Error in pairwiseAlignment when considering an empty seuqnece
1
0
Entering edit mode
@kristoffervittingseerup-7310
Last seen 4.2 years ago
European Union

The pairwiseAlignment() function have a problematic way of handling empty sequences illustrated by this toy example:

library(Biostrings)

seq1 <- DNAString('ATCG')
seq2 <- DNAString('')

tmp <- pairwiseAlignment(seq1, seq2)
class(tmp)
[1] "PairwiseAlignmentsSingleSubject"
attr(,"package")
[1] "Biostrings"

tmp
Global PairwiseAlignmentsSingleSubject (1 of 1)
Error in rep(" ", patternSpaces) : invalid 'times' argument
In function (object)  : NaNs produced

My inituition would be that pairwiseAlignment it simply repported no overlap and a score of NA.

Btw this error crashes RStudio-

biostrings • 666 views
0
Entering edit mode

Hi Kristoffer,

This error crashes my R session (and I'm not using RStudio, just R at the Unix command line in a terminal). Will investigate. Thanks for the report.

H.

0
Entering edit mode
@herve-pages-1542
Last seen 11 hours ago
Seattle, WA, United States

Hi Kristoffer,

Sorry that it took so long but this was a low-priority issue.
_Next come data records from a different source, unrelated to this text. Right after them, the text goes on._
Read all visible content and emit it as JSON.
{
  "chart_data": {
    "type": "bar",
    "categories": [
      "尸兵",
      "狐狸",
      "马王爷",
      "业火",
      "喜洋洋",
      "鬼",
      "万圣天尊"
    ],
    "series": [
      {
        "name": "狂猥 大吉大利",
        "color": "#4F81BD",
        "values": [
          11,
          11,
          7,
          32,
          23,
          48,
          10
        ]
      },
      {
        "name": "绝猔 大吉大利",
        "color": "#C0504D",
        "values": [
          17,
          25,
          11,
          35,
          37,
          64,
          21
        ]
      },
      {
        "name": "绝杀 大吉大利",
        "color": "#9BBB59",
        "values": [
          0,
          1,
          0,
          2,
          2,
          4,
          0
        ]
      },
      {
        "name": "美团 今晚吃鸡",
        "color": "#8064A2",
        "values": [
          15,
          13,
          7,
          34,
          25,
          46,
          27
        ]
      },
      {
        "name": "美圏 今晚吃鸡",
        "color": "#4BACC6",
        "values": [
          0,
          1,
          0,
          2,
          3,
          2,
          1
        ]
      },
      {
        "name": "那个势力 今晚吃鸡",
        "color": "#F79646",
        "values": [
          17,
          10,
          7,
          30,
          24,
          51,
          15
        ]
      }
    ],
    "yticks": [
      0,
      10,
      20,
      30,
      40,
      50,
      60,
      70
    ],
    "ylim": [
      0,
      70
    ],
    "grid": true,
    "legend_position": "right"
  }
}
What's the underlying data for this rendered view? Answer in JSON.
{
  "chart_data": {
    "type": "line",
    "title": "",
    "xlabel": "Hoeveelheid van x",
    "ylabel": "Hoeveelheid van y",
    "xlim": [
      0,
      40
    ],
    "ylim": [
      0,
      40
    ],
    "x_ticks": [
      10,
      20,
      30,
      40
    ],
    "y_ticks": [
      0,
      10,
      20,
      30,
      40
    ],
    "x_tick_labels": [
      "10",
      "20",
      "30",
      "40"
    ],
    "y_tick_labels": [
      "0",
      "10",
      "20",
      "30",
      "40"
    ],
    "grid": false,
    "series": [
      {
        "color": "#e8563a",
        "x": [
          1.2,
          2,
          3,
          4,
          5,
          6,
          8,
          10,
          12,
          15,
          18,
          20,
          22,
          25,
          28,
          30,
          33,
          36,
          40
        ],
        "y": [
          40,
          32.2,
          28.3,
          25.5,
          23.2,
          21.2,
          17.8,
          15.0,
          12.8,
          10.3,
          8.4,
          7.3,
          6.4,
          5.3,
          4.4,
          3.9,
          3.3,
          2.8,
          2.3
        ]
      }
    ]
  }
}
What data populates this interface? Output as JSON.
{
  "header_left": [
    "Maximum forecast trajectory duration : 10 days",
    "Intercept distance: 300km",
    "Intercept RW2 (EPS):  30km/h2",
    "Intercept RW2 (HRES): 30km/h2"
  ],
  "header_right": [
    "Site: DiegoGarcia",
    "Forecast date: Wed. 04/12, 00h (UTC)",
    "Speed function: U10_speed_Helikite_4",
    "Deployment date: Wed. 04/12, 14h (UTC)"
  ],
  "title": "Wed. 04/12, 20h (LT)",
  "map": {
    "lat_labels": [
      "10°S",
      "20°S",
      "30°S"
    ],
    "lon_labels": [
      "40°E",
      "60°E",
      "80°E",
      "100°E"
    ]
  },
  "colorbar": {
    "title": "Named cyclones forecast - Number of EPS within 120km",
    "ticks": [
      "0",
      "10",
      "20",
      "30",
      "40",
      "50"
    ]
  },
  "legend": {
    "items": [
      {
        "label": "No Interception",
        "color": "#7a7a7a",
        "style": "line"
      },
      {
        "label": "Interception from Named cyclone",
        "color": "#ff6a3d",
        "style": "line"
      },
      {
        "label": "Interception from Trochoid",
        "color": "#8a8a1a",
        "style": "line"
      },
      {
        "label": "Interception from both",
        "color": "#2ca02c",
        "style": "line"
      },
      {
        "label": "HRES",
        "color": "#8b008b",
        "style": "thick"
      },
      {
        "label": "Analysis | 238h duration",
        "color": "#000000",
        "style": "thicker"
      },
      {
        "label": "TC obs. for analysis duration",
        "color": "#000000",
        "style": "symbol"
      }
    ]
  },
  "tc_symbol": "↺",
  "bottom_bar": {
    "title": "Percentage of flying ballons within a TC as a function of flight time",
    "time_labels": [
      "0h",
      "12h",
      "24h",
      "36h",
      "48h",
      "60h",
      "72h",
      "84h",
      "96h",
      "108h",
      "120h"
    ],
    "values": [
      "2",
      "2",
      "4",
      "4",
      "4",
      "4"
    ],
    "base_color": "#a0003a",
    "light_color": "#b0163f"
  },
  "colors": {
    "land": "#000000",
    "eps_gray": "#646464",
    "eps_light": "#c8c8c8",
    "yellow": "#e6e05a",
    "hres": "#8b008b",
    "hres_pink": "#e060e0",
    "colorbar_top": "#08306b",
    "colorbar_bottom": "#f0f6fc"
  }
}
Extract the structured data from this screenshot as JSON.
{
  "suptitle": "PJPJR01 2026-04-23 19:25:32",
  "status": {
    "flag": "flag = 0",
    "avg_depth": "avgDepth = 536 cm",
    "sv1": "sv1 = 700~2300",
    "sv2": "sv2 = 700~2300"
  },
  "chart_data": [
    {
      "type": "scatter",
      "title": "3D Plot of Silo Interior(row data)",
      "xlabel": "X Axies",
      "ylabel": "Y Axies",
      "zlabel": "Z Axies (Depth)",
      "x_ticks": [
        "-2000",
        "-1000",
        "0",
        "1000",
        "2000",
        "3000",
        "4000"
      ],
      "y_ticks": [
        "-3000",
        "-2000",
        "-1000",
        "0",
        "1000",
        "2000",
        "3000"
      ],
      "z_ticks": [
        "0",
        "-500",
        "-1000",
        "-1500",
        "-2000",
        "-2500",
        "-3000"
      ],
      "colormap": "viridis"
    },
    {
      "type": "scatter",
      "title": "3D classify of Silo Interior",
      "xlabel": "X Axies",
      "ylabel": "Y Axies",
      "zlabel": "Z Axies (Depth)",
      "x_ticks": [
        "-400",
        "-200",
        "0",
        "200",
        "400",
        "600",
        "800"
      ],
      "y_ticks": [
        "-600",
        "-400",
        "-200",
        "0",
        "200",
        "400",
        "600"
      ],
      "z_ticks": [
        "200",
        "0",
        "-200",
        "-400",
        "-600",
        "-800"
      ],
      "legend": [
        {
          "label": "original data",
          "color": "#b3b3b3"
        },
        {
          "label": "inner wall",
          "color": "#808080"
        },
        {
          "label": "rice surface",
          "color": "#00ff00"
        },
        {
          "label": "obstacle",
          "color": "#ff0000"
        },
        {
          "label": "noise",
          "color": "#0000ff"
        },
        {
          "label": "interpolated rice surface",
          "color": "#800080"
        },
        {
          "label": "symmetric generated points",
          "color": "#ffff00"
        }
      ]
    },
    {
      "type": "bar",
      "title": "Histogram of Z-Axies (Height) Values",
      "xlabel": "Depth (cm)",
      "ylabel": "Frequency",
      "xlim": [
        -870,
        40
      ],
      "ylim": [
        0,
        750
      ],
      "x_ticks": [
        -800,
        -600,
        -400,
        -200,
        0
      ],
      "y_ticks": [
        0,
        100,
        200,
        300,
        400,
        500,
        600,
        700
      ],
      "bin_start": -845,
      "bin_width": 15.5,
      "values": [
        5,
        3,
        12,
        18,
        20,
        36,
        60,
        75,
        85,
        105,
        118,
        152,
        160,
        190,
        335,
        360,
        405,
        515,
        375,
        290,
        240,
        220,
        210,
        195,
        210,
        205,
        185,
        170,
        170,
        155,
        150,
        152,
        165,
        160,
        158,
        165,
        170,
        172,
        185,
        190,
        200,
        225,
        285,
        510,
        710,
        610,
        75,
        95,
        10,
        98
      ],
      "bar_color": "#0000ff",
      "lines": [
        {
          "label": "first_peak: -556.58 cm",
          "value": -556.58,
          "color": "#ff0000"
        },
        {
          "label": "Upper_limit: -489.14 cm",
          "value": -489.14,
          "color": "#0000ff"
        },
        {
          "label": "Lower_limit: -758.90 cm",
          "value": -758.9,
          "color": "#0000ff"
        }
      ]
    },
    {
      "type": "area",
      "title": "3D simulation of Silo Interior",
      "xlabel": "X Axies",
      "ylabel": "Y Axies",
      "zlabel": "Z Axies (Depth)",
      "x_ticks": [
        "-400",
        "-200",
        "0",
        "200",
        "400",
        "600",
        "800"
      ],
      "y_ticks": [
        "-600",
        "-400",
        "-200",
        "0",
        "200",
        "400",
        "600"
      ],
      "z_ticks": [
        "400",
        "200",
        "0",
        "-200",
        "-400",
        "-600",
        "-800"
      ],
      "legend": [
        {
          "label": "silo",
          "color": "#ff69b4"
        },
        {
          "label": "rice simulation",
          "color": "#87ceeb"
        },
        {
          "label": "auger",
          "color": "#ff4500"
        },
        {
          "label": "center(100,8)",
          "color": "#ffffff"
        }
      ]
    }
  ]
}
It should be fixed in Biostrings 2.47.3:

library(Biostrings)
pattern <- DNAString("ATCG")
subject <- DNAString("")
pairwiseAlignment(pattern, subject)
# Global PairwiseAlignmentsSingleSubject (1 of 1)
# pattern: [1] ""
# subject: [1] ""
# score: -26 

The score of -26 reflects the cost of the gap introduced by the full deletion required to globally align "ATCG" to "". Given that the default values of gapOpening and gapExtension are 10 and 4, respectively, the cost of this gap is gapOpening + 4 * gapExtension = 26.

Biostrings 2.47.3 should become available via biocLite() to Bioconductor devel users in the next 48 hours or so.

Cheers,

H.